Refueling and Rehydrating After Baseball Games
Post-game recovery is critical for baseball players because in many cases, they will have another game the next day. Proper refueling after activity plays a major role in an athlete’s ability to come back stronger the next day. The right foods should supply sufficient calories and carbohydrates that can be stored for tomorrow’s use, protein to rebuild broken down and fatigued muscle, and fluids to help prevent dehydration the following day. Fluids also help remove metabolic waste from activity while carrying new nutrients throughout the body to any areas in need. At a minimum, athletes should drink enough to replace any fluid lost during activity. That can be monitored by weighing in and out before and after activity. See this article for specific examples of what and how much to drink after a workout.
Three examples of post-game and post-training recovery fuel options for baseball are:
- Rice bowl with chicken, beans, vegetables, cheese, lettuce, and guacamole
- Pasta with ground beef and cheese, side salad with added vegetables
- 16 oz. low-fat chocolate milk, banana, and trail mix
One final consideration for baseball nutrition is travel. Professional and collegiate baseball players frequently endure long bus trips, often overnight, where food options can be very minimal. Due to the popularity of travel baseball, this is now occurring with younger athletes too. Many families find themselves on the road all weekend during the summertime and parents are frequently scrambling for dinners during the week between their work schedules and their child’s practices and games.

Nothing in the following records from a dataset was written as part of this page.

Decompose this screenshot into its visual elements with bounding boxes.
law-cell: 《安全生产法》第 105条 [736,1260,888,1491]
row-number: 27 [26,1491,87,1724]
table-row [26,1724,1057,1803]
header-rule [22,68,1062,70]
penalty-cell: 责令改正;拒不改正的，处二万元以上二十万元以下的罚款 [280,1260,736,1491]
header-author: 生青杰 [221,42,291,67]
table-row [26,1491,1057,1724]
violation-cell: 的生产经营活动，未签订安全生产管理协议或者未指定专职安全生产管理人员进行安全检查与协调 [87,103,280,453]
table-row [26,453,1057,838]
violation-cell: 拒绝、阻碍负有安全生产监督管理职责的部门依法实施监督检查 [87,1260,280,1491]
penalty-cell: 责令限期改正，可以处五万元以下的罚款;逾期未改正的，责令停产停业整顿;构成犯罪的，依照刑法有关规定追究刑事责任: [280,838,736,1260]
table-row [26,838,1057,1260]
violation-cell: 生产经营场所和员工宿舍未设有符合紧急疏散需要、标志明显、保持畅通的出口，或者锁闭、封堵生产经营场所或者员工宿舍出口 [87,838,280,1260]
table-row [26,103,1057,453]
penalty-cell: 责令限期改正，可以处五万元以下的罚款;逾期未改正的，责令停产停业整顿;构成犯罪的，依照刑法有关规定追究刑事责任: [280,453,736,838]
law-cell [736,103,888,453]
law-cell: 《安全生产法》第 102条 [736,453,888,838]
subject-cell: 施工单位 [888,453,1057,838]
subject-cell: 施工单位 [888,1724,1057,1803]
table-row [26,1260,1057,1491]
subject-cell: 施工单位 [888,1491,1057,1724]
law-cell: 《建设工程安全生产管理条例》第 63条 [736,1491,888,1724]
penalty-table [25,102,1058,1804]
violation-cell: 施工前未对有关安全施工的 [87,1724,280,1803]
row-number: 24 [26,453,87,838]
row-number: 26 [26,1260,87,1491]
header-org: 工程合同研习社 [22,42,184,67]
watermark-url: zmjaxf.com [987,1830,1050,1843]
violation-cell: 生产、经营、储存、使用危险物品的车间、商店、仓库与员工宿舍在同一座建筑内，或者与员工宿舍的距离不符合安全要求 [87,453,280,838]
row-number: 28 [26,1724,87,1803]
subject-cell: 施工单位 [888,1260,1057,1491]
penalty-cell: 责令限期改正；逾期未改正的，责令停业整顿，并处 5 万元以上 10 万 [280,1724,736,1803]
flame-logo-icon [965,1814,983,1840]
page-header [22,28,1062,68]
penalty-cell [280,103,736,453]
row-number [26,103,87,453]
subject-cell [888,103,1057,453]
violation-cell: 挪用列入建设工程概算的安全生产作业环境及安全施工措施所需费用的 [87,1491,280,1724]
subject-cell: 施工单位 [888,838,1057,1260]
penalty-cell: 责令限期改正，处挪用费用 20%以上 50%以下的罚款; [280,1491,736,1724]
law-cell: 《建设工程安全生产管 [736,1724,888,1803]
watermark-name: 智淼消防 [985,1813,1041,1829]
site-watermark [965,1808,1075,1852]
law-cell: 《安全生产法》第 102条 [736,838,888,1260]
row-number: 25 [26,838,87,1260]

This brings to light the importance of planning ahead. Be sure to have snacks, drinks, and even meals available for long car rides and in between activities. Keep a cooler packed with water and sports drinks, fresh fruit, yogurt, sandwiches, energy bars, chocolate milk and other ready-to-eat options. This level of preparation can save time, money, and make life easier for parents over the course of a long baseball season. Developing these nutritional habits from an early age sets baseball players up for success as they progress through their sports career.